Sincere applause was the default reaction as each honoree received their plaque or scholarship at the School of Education and Human Development’s annual recognition ceremony. Only one award moved the crowd to laughter as Cindy Soule stepped forward to accept a very special bag of Twizzlers.
The presenter was Dr. Walter Kimball, Chair of the Special Education Department. About 20 years earlier, he supervised Soule’s field work for her teaching certification. He often brought Twizzlers to their meetings as a shared snack. Soule appreciated the callback.
“All educators are powerful agents of change, but Walter is an educator who prepares educators for their role,” Soule said. “Now, that is pretty sweet. Just like those dang Twizzlers.”
Returning the compliment, Kimball said, “Hopefully, including a bag of Twizzlers with the wall plaque added a sparkle to the presentation and conveyed that Cindy has an adventurous spirit as part of her remarkable teaching and scientific talents.”
The plaque was the real award as the physical symbol of Soule’s induction into the Wall of Achievement at Bailey Hall on the Gorham Campus. The wall recognizes School of Education and Human Development (SEHD) alumni who left a positive mark on their professions and communities.
Soule works at Gerald E. Talbot School in Portland. She taught science for years before recently switching to become a literacy coach. Soule was named Maine Teacher of the Year for 2021 and Cumberland County Teacher of the Year for 2020. At the national level, she received the Presidential Award for Excellence in Mathematics and Science Teaching. As proud as she is of her accomplishments, Soule has even bigger goals in mind.

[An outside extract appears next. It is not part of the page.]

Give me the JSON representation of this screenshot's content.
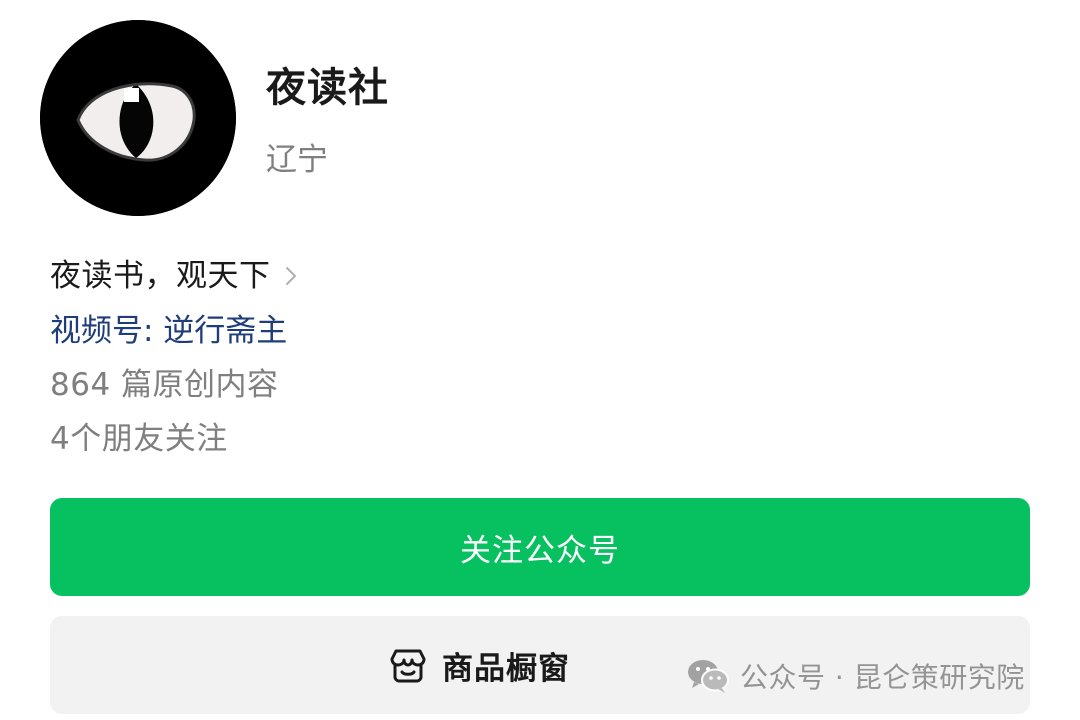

“The education system’s practices and policies haven’t changed since their inception, and it’s not lining up with what our societal demands are,” Soule said. “If we can put together our voices, make tomorrow better for kids, we’ll be even more powerful agents of change.”
Soule was one of eight honorees who were added to the Wall of Achievement at the ceremony on Friday, September 30. The others are as follows.
- JAMES BABCOCK ’13: 2021 Maine Association of School Psychologists Lifetime Achievement Award
- LISA BACKMAN ’99: 2020 Maine School Psychologist of the Year
- FARRAH GIROUX ’10, ’11: 2022 Maine ESOL Teacher of the Year
- CHRISTOPHER HOWELL ’96: 2022 Maine Superintendent of the Year
- ERIN MAGUIRE ’11: 2022 Maine Assistant Principal of the Year
- DANIELLE WILLIAMS ’15: 2021 Maine School Psychologist of the Year
- JEANNE WHYNOT-VICKERS ’74, ’82: 2007-2022 SEHD External Advisory Council Chair
Once all the inductees got their plaques, the program shifted its focus from alumni to current students. Sixty-five scholarship winners stepped forward one-by-one as their names were called in turn. Collectively, they received nearly $110,000 from 45 scholarship funds.
“We have so many great students to recognize,” said Dr. Joanne Williams, Dean of the College of Management and Human Service. “When you look at their biographies and the interesting pathways that they describe in terms of their career goals, I think it’s very inspiring.”
The emotion of the moment was plain on Nadine Bravo’s face. She had to pause between congratulatory hugs from her family to blink away all the happy tears. Bravo is studying Teaching English to Speakers of Other Languages (TESOL), along with Spanish and German. Her home life is equally as busy.
“I am getting two masters degrees right now and I’m a single parent,” Bravo said. “For me, any support is appreciated to actually focus on my studies to be a well-rounded teacher.”
Bravo’s scholarship was meaningful for more than the financial aid it provided. She received the Jeanne Whynot-Vickers School of Education and Human Development Community Scholarship. It’s named for the longtime Chair of the SEHD External Advisory Council. A few minutes before claiming her own award, Bravo watched as Whynot-Vickers was inducted into the Wall of Achievement. The two of them were seated just a few rows apart.
Bravo hoped to find Whynot-Vickers after the ceremony ended to thank her. Many of the people in attendance had more to say to each other as attention shifted from the podium to the refreshment table. Students, faculty, and alumni compared experiences from different points in their careers. Soule saw strength in the bonds being formed across generations. “If we unite our voices together and we continue to support one another, we’ll further impact the world,” Soule said.